Most of the time, I could work out what the word might have been. It was tedious, but I could still follow the story. Until it cut out as they mentioned “the myth of…”

I had no context for what that missing word might be. There were very few clues in what I had heard. I had even caught the initial sound of the word, but given that there are over 4000 words starting with ‘m’ (according to a scrabble dictionary), this was of little use.

I was left frustrated and perplexed. It wasn’t until they later repeated the phrase that I knew they were discussing “the myth of measurement”.

As a fluent reader, I could fill in most of the blanks despite my dodgy Bluetooth connection. However, this is the complicated guessing game that occurs in many classrooms under the guise of reading instruction.

Three cueing is the misguided belief that we need to consider the meaning, syntax, and visual information to decode words. Instead it promotes guessing based on context or using clues provided by pictures.

This style of instruction is evident in the current Australian Curriculum Foundation English elaboration, which has students “attempting to work out unknown words by combining contextual, semantic, grammatical and phonic knowledge”.

Of course, context is important in comprehending the text. However, the first step towards understanding must be accurate decoding.

To create readers who are good decoders students need to be able to orthographically map words, through linking letters with the sounds they represent. To achieve this, we need to explicitly and systematically teach phonics. Decoding occurs when we focus on the letters in front of us and process them in order. If I am looking at anything other than the text on a page to decode, then I am just guessing.

Of course, phonics is only one aspect of reading, but it is an essential skill. Students who can decode words have a much better chance at comprehending the text in front of them.

I recall a student who was reading chapter books. Whenever he got to a word he didn’t recognise, his eyes would jump to the small picture. This child was unfortunately an instructional casualty of three cueing. He had inadvertently been taught that he would understand the word if he looked somewhere other than the word.

This is exactly the type of reading behaviour that leads to a ‘third-grade reading slump’.

Three cueing is often seen as a hallmark of ‘balanced literacy’. Although there is no clear definition of what balanced literacy actually is, it is nevertheless popular term in Australian schools.

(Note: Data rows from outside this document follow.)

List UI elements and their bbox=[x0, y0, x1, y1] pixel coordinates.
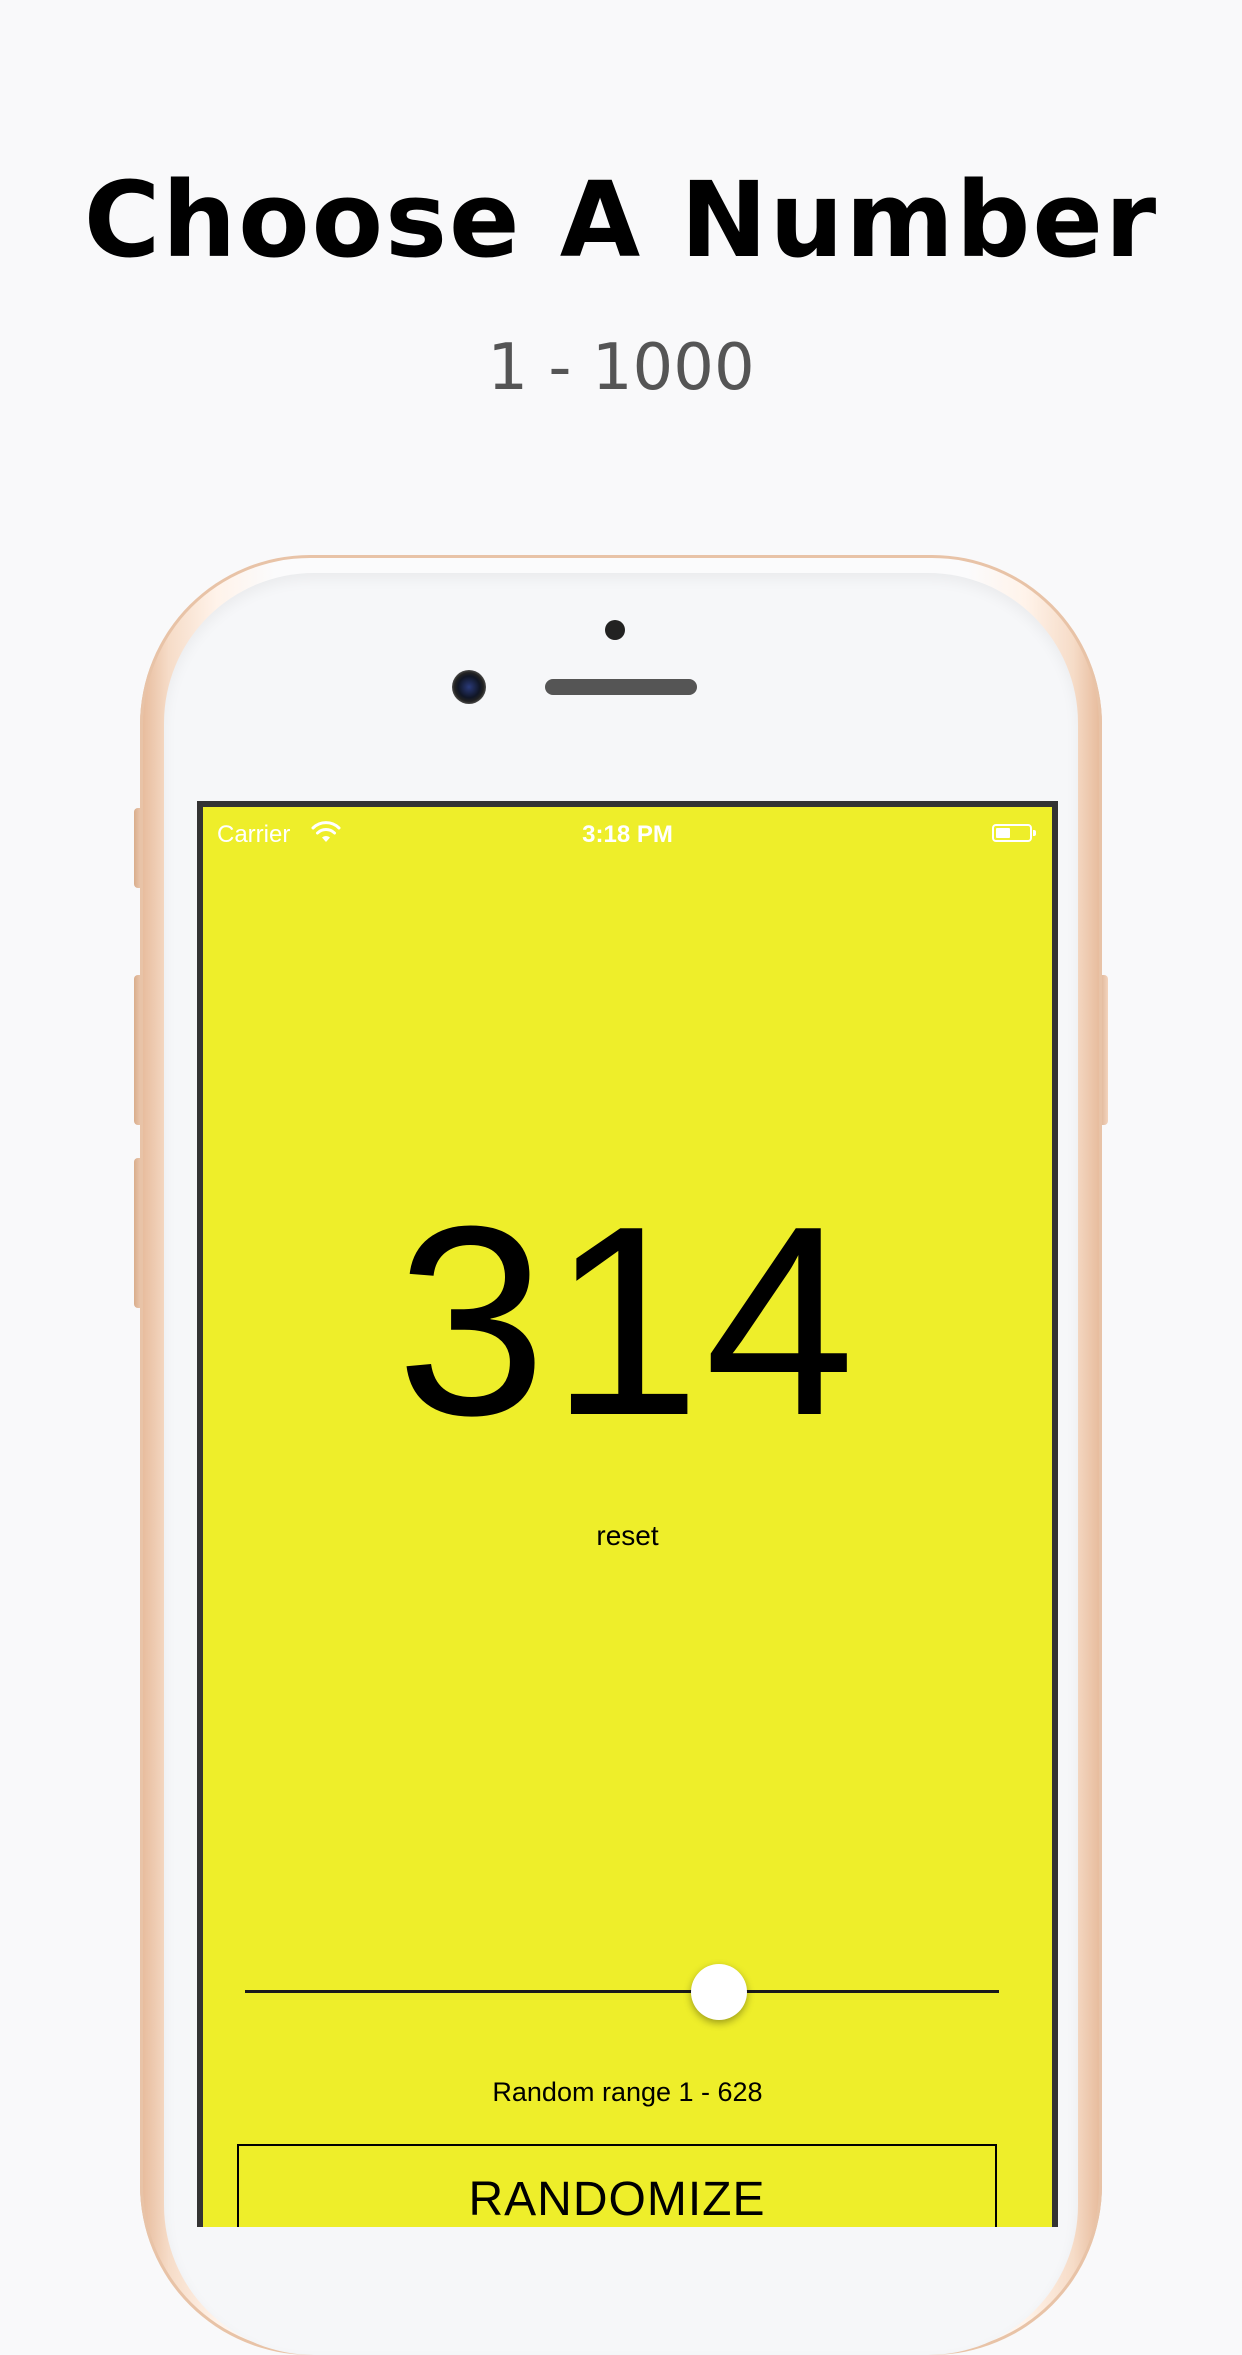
phone-screen: Carrier 3:18 PM 314 reset Random range 1… bbox=[197, 801, 1058, 2227]
status-time: 3:18 PM bbox=[582, 821, 673, 848]
slider-track[interactable] bbox=[245, 1990, 999, 1993]
range-label: Random range 1 - 628 bbox=[492, 2077, 763, 2107]
slider-thumb[interactable] bbox=[690, 1964, 747, 2020]
proximity-sensor bbox=[605, 620, 625, 640]
battery-level bbox=[996, 828, 1010, 838]
battery-icon bbox=[992, 824, 1036, 842]
reset-button[interactable]: reset bbox=[203, 1520, 1052, 1552]
range-slider[interactable] bbox=[245, 1962, 999, 2022]
earpiece-speaker bbox=[545, 679, 697, 695]
battery-tip bbox=[1033, 830, 1036, 836]
front-camera-icon bbox=[452, 670, 486, 704]
random-number-display: 314 bbox=[396, 1171, 859, 1472]
randomize-button[interactable]: RANDOMIZE bbox=[237, 2144, 997, 2227]
status-bar: Carrier 3:18 PM bbox=[203, 807, 1052, 861]
promo-headline: Choose A Number bbox=[83, 159, 1159, 281]
promo-subhead: 1 - 1000 bbox=[487, 331, 755, 405]
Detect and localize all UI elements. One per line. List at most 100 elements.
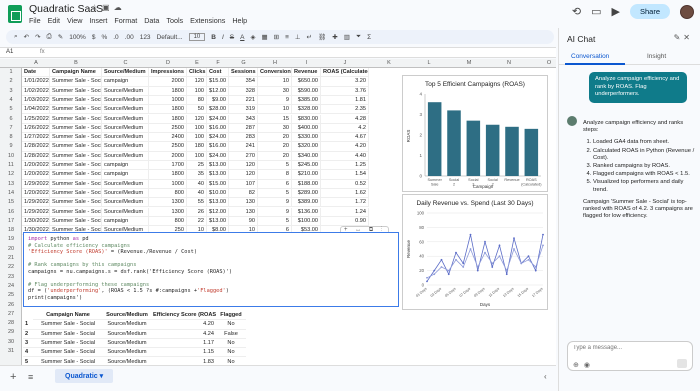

It certainly featured prominently in my training as a primary teacher just over a decade ago. One of the texts we were referred to was Fountas & Pinnell’s chapter called ‘Guided Reading Within a Balanced Literacy Program’ (1996).

So imagine my surprise when the same authors posted a blog this week distancing themselves from the term ‘balanced literacy’!

Unfortunately, this shift away from the balanced literacy label doesn’t seem to coincide with any substantive change in their approach to teaching reading.

Recently, social media erupted as a moderator for Fountas & Pinnell’s facebook group suggested that we should accept that 20 per cent students will be unable to read proficiently. I am not sure where this figure came from, and Fountas & Pinnell have since apologised. However, to claim that 1 in 5 was an acceptable rate of failure caused an outburst. 

Imagine the outcry if 20 per cent of students didn’t have lunch! This equates to over 800,000 current students in Australia. As educators, we should not accept this high number of instructional casualties.

Many parents shared the stories of their children, who are instructional casualties of three cueing. The devastation, heartbreak and illiteracy that are perpetuated by the prevalence of this practice is shocking!

Think about your family and friends. How many of them are you willing to allow to be instructional casualties? How can we possibly condemn such a large proportion of them to a life of struggling to read?

Three cueing, by its nature, leads students to guess at words. This creates instructional casualties who become poor readers. Our children deserve to be taught the skills they need to decode words accurately.

Teaching phonics systematically and explicitly as part of our literacy instruction empowers every child to read.